PostSubject: Etymology   Mon Nov 15, 2010 7:57 am

Etymology

The country's official name was Siam (Thai: สยาม RTGS: Sayam, IPA: [sjǎːm]) until June 23, 1939,[12] when it was changed to Thailand. It was then renamed Siam from 1945 to May 11, 1949, after which it was again renamed Thailand. Also spelled Sayam, Sym or Syma, it has been identified with the Sanskrit Śyma (श्याम, meaning "dark" or "brown"). The names Shan and A-hom seem to be variants of the same word, and Śyma is possibly not its origin but a learned and artificial distortion.[13]

The word Thai (ไทย) is not, as commonly believed, derived from the word Tai (ไท) meaning "freedom" in the Thai language; it is, however, the name of an ethnic group from the central plains (the Thai people).[citation needed] A famous Thai scholar argued that Tai (ไท) simply means "people" or "human being" since his investigation shows that in some rural areas the word "Tai" was used instead of the usual Thai word "khon" (คน) for people.[14] The Thai use the phrase "land of the free" to express pride in the fact that Thailand is the only country in Southeast Asia never colonized by an outside power.

While the Thai people will often refer to their country using the polite form Prathet Thai (Thai: ประเทศไทย), they most commonly use the more colloquial word Mueang Thai (Thai: เมืองไทย) or simply Thai (Thai: ไทย); the word mueang (Thai: เมือง) meaning nation but most commonly used to refer to a city or town. Ratcha Anachak Thai (Thai: ราชอาณาจักรไทย) means "Kingdom of Thailand".

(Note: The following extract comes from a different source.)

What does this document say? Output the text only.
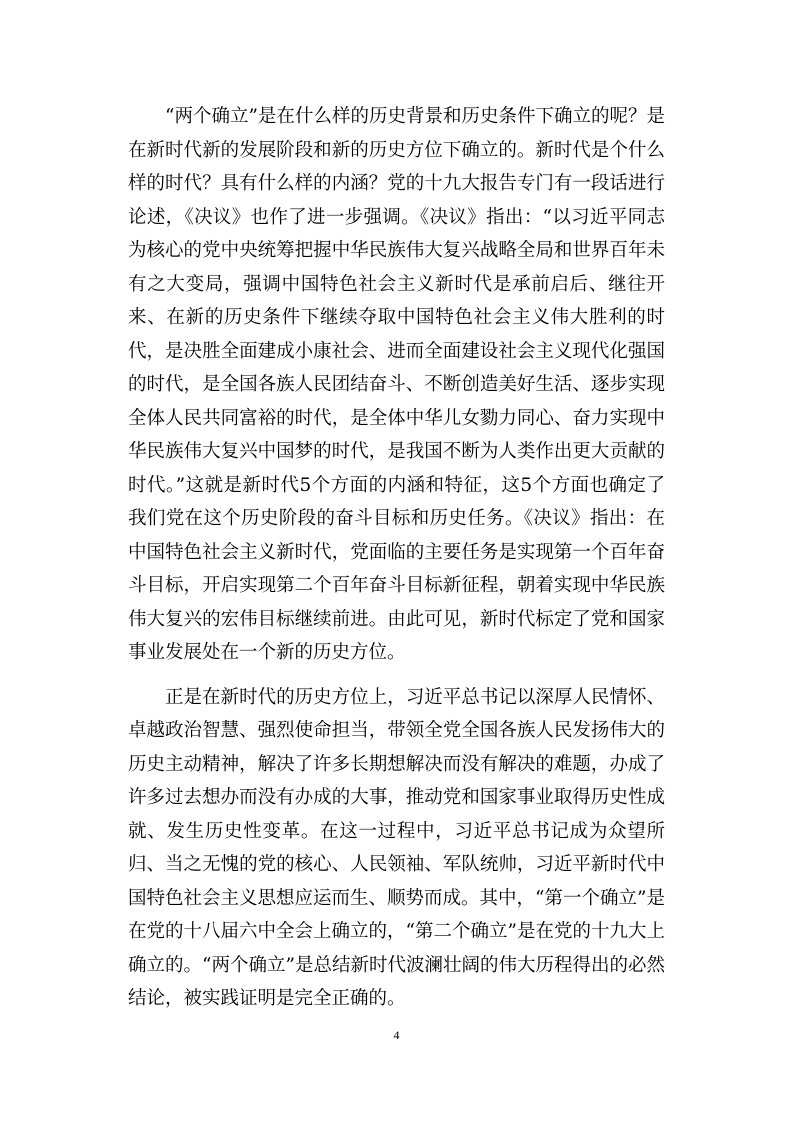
“两个确立”是在什么样的历史背景和历史条件下确立的呢？是在新时代新的发展阶段和新的历史方位下确立的。新时代是个什么样的时代？具有什么样的内涵？党的十九大报告专门有一段话进行论述，《决议》也作了进一步强调。《决议》指出：“以习近平同志为核心的党中央统筹把握中华民族伟大复兴战略全局和世界百年未有之大变局，强调中国特色社会主义新时代是承前启后、继往开来、在新的历史条件下继续夺取中国特色社会主义伟大胜利的时代，是决胜全面建成小康社会、进而全面建设社会主义现代化强国的时代，是全国各族人民团结奋斗、不断创造美好生活、逐步实现全体人民共同富裕的时代，是全体中华儿女勠力同心、奋力实现中华民族伟大复兴中国梦的时代，是我国不断为人类作出更大贡献的时代。”这就是新时代5个方面的内涵和特征，这5个方面也确定了我们党在这个历史阶段的奋斗目标和历史任务。《决议》指出：在中国特色社会主义新时代，党面临的主要任务是实现第一个百年奋斗目标，开启实现第二个百年奋斗目标新征程，朝着实现中华民族伟大复兴的宏伟目标继续前进。由此可见，新时代标定了党和国家事业发展处在一个新的历史方位。

正是在新时代的历史方位上，习近平总书记以深厚人民情怀、卓越政治智慧、强烈使命担当，带领全党全国各族人民发扬伟大的历史主动精神，解决了许多长期想解决而没有解决的难题，办成了许多过去想办而没有办成的大事，推动党和国家事业取得历史性成就、发生历史性变革。在这一过程中，习近平总书记成为众望所归、当之无愧的党的核心、人民领袖、军队统帅，习近平新时代中国特色社会主义思想应运而生、顺势而成。其中，“第一个确立”是在党的十八届六中全会上确立的，“第二个确立”是在党的十九大上确立的。“两个确立”是总结新时代波澜壮阔的伟大历程得出的必然结论，被实践证明是完全正确的。

4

Etymologically, its components are: -Ratcha- (from Sanskrit raja, meaning "king, royal, realm") ; -ana- (from Pāli āṇā, "authority, command, power", itself from Sanskrit ājā, same meaning) -chak (from Sanskrit cakra or cakraṃ meaning "wheel", a symbol of power and rule). The Thai National Anthem (Thai: เพลงชาติ) refers to the Thai nation as: prathet-thai (Thai: ประเทศไทย). The first line of the national anthem is: prathet thai ruam lueat nuea chat chuea thai (Thai: ประเทศไทยรวมเลือดเนื้อชาติเชื้อไทย) and was translated in 1939 by Colonel Luang Saranuprabhandi as: Thailand is the unity of Thai blood and body.